I am 100% sure this is not my internet connection/speed issue. I want to download a text/json file with, let’s say, 10K+ lines (24 MB) from GitHub, using Python, but the download takes too long, whether with urllib.request or requests. I can’t seem to find any solutions regarding this online, all the references I found online are either small text file or huge file size that gets divided in chunks.
import requests
url = 'https://raw.githubusercontent.com/json-iterator/test-data/master/large-file.json'
r = requests.get(url)
open('large-file.json', 'wb').write(r.content)
it takes way too long for me (1+ minute). If I downloaded it manually from browser, it takes less than 10 seconds.
2
Answers
I used the same code and the execution time was less than 2 seconds.
This was the output:
The amount of time elapsed between sending the request and the arrival of the response was 0.268242 seconds, while the code snippet took 1.747152 seconds to execute.
After multiple tests using different methods (requests, requests.Session, and httpx with HTTP/2), it is clear that the time measurements are different in different runs. This variation possibly due to several many factors such as network latency, server Load, TCP setup, etc
Tests
Here are the code and results from the tests conducted:
Original code
Test 1: 0.300804 seconds elapsed, 1.0805199 seconds total
Test 2: 0.120291 seconds elapsed, 2.7386789 seconds total
Test 3: 0.125401 seconds elapsed, 0.7138218999999999 seconds total
HTTPX with HTTP/2:
Test 1: 0.941488 seconds elapsed (request), 0.9907317 seconds (total execution time)

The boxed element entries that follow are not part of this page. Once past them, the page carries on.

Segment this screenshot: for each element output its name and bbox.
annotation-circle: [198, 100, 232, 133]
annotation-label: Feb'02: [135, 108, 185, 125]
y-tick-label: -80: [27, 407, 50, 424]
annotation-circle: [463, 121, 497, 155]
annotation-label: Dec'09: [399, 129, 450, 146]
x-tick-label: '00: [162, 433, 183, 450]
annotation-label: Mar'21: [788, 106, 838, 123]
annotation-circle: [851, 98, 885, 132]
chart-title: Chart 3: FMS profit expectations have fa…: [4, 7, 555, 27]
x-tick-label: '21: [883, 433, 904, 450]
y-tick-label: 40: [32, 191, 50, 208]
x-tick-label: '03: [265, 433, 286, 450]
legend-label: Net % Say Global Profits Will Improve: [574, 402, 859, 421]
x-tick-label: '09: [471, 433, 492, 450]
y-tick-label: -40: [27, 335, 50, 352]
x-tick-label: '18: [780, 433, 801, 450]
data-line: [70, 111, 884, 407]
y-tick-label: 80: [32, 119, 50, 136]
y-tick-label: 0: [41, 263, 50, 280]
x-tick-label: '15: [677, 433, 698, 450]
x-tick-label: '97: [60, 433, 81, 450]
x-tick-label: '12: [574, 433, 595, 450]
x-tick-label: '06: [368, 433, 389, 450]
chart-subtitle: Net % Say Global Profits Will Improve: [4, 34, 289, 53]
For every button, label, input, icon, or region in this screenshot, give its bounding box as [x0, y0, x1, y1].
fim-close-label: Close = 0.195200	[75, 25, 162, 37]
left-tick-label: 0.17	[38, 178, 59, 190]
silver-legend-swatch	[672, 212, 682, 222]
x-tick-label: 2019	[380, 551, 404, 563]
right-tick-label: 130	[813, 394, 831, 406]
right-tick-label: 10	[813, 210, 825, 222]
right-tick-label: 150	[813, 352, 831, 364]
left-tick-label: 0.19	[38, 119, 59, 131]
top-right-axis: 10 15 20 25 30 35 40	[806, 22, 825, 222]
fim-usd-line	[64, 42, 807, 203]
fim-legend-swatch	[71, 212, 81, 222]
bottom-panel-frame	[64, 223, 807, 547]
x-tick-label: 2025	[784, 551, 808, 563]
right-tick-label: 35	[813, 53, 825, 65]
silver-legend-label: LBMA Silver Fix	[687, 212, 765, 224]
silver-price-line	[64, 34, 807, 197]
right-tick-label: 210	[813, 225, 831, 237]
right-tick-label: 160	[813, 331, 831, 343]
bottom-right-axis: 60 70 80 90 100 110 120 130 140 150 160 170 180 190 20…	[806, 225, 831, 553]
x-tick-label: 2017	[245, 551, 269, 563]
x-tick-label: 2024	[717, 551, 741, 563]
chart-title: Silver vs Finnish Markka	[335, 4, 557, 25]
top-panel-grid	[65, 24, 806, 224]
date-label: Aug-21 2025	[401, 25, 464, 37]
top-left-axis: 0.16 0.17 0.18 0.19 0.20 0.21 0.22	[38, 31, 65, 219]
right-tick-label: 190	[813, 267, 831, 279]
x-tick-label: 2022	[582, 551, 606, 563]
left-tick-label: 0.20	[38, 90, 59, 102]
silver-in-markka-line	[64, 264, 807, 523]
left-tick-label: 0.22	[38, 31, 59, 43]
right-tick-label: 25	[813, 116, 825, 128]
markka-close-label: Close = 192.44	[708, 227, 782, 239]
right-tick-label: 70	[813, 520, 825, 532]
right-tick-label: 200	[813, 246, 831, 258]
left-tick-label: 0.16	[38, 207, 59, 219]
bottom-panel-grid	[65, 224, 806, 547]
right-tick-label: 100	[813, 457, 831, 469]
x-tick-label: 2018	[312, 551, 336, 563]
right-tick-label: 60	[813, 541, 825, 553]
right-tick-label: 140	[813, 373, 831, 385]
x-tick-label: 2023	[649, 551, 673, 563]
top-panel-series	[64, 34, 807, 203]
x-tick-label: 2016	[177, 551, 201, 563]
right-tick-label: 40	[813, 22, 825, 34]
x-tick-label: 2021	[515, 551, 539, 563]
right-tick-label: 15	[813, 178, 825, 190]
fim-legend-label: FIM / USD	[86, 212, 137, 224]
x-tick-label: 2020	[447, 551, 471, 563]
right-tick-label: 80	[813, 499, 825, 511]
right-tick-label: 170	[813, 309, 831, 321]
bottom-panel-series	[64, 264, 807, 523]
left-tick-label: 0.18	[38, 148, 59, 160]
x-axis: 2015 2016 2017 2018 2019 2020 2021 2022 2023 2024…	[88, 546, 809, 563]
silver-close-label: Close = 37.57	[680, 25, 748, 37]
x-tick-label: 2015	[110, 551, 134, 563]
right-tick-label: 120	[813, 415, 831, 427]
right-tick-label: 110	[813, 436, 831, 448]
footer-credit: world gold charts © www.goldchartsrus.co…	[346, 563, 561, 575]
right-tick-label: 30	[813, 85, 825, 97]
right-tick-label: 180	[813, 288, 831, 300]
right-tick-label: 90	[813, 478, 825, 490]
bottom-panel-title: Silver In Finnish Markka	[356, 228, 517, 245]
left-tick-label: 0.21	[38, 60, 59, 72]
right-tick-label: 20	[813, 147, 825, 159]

Test 2: 2.630461 seconds elapsed (request), 2.6783040 seconds (total execution time)
Test 3: 0.604343 seconds elapsed (request), 0.6498959 seconds (total execution time)
Requests with Session:
Test 1: 0.248372 seconds elapsed (request), 1.0908065 seconds (total execution time)
Test 2: 0.131544 seconds elapsed (request), 2.547926 seconds (total execution time)
Test 3: 0.135681 seconds elapsed (request), 0.7969455 seconds (total execution time)
My conclusion
The variation across different runs is expected as i mentioned before.
HTTPX with HTTP/2 is likely the best choice if you want fast overall performance, or when dealing with larger files where the role of HTTP/2 multiplexing and connection reuse may change the results.
Sticking with the original requests implementation is a valid choice, especially for simplicity and ease of use.